College football player dies suddenly after going into cardiac arrest during workout

"Reed went into cardiac arrest on November 21st following a football team workout in the weight room doing what he loved," his family wrote.


On Tuesday, a University of Minnesota Duluth football senior defensive lineman passed away a week after going into cardiac arrest during a workout with his team. Reed Ryan was just one month shy of his 23rd birthday.

In his obituary, Ryan's family explained that the sudden attack had been brought on by an "undetected genetic heart condition."

"Reed went into cardiac arrest on November 21st following a football team workout in the weight-room doing what he loved," they wrote. "This was the result of an undetected genetic heart condition and a large, loving heart."

Ryan's family praised the school's athletic training team and the ICU hospital staff at St. Mary's-Duluth for their "tremendous" efforts to save him, which included immediately initiating CPR to regain his pulse, and doing everything they could do [to] keep him alive.

He was remembered as a committed Christian, and a generous person who "lived life to the fullest in his short years."

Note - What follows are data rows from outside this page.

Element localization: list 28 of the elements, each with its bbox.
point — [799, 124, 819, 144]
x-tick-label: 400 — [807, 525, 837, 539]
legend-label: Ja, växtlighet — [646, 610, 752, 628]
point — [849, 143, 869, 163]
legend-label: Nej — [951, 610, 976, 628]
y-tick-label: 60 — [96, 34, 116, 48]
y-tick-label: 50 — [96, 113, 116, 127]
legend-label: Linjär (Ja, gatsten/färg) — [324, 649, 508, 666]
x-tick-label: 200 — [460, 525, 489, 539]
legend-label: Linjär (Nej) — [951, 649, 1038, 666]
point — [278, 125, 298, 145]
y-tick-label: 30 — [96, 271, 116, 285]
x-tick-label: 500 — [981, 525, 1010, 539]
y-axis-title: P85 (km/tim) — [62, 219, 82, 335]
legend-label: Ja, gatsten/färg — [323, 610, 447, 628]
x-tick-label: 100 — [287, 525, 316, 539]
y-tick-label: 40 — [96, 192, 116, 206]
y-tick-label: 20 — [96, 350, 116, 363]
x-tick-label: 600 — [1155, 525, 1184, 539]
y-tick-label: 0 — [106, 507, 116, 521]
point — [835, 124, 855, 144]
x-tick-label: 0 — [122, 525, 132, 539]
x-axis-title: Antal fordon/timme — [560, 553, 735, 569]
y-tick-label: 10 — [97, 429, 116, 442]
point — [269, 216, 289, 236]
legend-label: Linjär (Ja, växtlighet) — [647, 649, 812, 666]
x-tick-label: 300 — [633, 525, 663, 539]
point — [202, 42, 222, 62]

"Even in death, Reed was thinking of how he could help others," they added, noting that he had "donated several organs" and "will be an important part of a NCAA research study to help prevent this from happening to other athletes."

His teammates and coaches also mourned his passing.

"Our staff and players are devastated about Reed's passing," Coach Curt Wiese said in a statement. "We were fortunate to have Reed on our team, and he made our program, our department, and our community a better place in a short period of time ... He was the epitome of a UMD Bulldog, and what we can all aspire to be."

In an interview with KARE11, UMD Cardiovascular Medicine Professor Dr. Henri Roukoz explained that while sudden cardiac arrest is rare, it is the most common cause of death among young athletes. 

He went on to note that while UMD gives athletes higher levels of screening for heart-related conditions, current technologies such as electrocardiograms can only detect so much.